За шутливым разговором время пролетело незаметно, взошло солнце, но над Волгой еще несколько часов держался утренний туман, а когда легким ветром его унесло в чащобы близких Жигулевских гор, к казачьему стану, обойдя крутой обрыв горы Лбище, пологой лощиной спустился Ортюха Болдырев, а с ним, кроме его десяти казаков, толпа разношерстно одетых людей. И оружие у них было довольно разнообразное, как впрочем и у предыдущих ватаг. Однако, как на прикидку успел отметить Матвей Мещеряк, не менее чем у десятерых в руках были пищали. Ортюха остановился около костра, указал рукой себе за спину:
— Вот, атаман Матвей, собрали всех, кто в Лбищенском городище проживал в данное время. Весьма напуганы появлением воеводы, так что даже рыбу ловят поутру, туманом накрывшись. И на Русь идти к своим домам боятся, и за Волгу не отваживаются, как бы ногайцы в неволю не уволокли.
Впереди толпы ватажников стоял крупный мужик с пищалью. Он снял с облысевшей головы просторную, с левой стороны подпаленную у костра суконную шапку, поклонился степенно головой, словно сдерживая себя, и, немного шепелявя, сказал:
— Принимай, атаман, и нас в свое вольной воинство. Видит бог, теперь и в здешних, прежде свободных краях, не будет житья беглому мужику. Подаваться нам некуда, кроме как дальше от Москвы.

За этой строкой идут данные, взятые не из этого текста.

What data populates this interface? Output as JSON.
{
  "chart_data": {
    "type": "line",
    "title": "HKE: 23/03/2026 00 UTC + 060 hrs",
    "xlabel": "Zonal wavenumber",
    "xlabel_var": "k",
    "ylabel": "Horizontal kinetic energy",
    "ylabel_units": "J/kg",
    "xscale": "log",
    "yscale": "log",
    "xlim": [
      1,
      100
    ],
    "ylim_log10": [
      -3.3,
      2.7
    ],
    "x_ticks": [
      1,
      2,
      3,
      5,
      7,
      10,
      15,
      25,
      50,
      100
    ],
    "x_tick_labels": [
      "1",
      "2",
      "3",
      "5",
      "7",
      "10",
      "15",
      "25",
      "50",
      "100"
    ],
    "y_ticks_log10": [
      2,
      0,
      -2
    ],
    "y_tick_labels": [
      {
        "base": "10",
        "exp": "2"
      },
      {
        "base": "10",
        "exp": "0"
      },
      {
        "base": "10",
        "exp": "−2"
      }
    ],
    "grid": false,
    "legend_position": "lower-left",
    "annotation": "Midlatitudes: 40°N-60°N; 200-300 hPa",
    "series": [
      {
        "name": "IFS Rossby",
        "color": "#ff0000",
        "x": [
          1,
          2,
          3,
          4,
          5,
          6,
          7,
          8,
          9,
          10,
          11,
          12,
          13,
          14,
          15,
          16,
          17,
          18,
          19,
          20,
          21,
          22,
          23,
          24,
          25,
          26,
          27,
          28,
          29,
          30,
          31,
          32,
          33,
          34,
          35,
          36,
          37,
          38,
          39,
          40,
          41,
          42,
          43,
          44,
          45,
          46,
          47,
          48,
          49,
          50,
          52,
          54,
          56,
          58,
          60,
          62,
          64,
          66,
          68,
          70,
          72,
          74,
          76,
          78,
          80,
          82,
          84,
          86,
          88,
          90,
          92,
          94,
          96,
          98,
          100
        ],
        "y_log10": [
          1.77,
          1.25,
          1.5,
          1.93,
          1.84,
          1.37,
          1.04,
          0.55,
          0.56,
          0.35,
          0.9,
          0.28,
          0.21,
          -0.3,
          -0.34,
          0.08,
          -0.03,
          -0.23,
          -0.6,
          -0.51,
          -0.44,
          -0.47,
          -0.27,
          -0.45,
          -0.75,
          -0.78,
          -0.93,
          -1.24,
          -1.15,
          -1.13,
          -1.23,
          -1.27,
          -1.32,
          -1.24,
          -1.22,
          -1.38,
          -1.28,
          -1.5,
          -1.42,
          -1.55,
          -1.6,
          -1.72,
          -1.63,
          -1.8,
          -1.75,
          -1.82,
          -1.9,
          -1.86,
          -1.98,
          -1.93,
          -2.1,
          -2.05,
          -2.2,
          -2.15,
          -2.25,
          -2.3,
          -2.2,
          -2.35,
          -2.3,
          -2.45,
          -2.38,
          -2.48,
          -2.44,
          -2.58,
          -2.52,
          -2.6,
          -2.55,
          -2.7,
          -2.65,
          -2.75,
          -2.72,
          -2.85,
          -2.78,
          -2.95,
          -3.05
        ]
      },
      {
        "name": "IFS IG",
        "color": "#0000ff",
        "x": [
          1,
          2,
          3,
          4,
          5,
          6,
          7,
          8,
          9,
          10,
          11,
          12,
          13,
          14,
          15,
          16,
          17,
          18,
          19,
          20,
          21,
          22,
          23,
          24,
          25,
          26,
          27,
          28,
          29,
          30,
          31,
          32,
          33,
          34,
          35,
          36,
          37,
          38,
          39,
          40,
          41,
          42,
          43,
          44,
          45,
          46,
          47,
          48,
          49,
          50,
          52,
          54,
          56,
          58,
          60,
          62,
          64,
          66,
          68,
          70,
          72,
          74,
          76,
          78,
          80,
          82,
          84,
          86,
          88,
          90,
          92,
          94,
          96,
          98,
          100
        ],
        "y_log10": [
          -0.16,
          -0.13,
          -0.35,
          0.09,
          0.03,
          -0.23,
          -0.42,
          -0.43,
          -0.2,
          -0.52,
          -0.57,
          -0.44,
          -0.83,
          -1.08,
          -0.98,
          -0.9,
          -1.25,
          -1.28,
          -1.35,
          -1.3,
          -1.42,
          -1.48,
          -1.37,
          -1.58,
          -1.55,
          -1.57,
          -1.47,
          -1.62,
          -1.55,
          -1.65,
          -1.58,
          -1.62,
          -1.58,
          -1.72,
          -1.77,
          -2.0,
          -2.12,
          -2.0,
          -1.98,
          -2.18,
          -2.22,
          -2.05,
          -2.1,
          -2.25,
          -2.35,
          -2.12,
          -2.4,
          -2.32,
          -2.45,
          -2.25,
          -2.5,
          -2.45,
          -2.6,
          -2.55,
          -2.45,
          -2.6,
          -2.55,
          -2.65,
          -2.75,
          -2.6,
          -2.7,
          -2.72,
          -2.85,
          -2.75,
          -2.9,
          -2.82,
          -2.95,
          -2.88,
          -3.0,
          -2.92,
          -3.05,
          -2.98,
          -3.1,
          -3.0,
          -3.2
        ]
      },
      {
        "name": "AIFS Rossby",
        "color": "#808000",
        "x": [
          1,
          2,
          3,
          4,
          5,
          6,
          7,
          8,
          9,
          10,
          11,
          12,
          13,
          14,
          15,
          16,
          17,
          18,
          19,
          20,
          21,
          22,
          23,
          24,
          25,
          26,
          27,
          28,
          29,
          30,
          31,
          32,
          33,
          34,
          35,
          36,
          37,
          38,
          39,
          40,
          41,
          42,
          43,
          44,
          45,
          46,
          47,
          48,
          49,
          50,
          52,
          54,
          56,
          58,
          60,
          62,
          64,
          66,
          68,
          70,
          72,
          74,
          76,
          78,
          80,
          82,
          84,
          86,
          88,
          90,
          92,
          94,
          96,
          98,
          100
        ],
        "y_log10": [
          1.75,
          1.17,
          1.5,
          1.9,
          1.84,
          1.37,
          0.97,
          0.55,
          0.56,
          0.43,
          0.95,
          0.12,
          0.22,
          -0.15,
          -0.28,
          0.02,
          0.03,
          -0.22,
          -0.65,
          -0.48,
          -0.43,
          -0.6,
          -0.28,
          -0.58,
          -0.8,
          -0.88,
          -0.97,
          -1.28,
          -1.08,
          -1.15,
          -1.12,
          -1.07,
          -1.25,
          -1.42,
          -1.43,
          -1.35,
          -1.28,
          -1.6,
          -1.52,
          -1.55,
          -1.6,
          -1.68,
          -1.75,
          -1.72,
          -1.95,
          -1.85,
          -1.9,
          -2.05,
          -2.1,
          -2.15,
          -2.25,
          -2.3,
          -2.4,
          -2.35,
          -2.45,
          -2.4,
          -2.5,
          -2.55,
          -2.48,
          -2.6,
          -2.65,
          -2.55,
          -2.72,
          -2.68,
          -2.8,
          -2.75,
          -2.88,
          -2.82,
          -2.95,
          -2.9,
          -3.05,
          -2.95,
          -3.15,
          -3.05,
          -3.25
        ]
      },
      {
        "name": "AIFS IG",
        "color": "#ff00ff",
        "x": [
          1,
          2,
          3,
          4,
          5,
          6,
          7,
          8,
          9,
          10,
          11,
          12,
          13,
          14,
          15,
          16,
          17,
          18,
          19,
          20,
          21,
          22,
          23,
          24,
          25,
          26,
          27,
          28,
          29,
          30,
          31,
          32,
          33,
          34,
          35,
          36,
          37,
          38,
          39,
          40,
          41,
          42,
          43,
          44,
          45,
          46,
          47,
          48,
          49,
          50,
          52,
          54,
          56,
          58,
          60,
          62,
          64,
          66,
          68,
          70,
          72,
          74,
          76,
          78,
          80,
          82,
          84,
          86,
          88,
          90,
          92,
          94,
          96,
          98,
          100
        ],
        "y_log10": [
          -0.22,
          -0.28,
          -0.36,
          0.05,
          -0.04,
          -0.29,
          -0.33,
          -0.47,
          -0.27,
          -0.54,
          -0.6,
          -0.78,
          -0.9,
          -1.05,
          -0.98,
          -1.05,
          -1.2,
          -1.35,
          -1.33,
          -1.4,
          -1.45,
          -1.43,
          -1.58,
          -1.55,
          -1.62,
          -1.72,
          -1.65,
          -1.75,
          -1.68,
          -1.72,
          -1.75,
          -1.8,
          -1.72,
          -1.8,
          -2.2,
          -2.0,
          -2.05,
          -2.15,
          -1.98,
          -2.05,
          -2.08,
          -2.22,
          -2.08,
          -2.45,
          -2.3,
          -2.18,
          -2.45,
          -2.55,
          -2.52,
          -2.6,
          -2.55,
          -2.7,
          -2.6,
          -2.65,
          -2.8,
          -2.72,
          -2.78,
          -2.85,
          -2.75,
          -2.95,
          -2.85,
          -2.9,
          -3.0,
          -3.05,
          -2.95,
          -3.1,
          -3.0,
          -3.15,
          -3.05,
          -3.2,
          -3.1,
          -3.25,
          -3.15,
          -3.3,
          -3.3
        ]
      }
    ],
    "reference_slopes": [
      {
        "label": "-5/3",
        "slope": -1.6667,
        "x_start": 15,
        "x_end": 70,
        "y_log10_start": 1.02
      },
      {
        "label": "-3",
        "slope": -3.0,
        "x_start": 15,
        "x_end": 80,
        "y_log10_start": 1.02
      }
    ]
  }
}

Матвей ответил на поклон, участливо глядя на щербатого мужика, лицо которого было изрыто странными жуткими на вид ранами. Но судя по осанке, спокойному взгляду и манере уверенно держать себя перед незнакомыми ратными людьми, Матвей почему-то сразу догадался, что перед ним не простой пахарь и даже не бывший некогда стрельцом, а человек более знатного рода-племени, привыкший повелевать и непременно знающий ратную науку. Но лицо изуродовано не сабельными шрамами, а словно незнакомец в жуткой схватке выдирался из-под медведя, который драл его когтями нещадно… Матвей невольно передернул плечами, подумал: «Черти что ли пахали на его лице, да забыли забороновать! Надо же так искалечить бедолагу, но кто?»
Спросил негромко:
— Как зовут тебя, вожак?
Главарь беглых кашлянул в тяжелый кулак, ответил, малость задержав слова, словно что-то вспоминая из далекого прошлого:
— Случилось так, что родитель при крещении нарек меня Романом, а люди добрые в миру прозвали Митрохой Клыком.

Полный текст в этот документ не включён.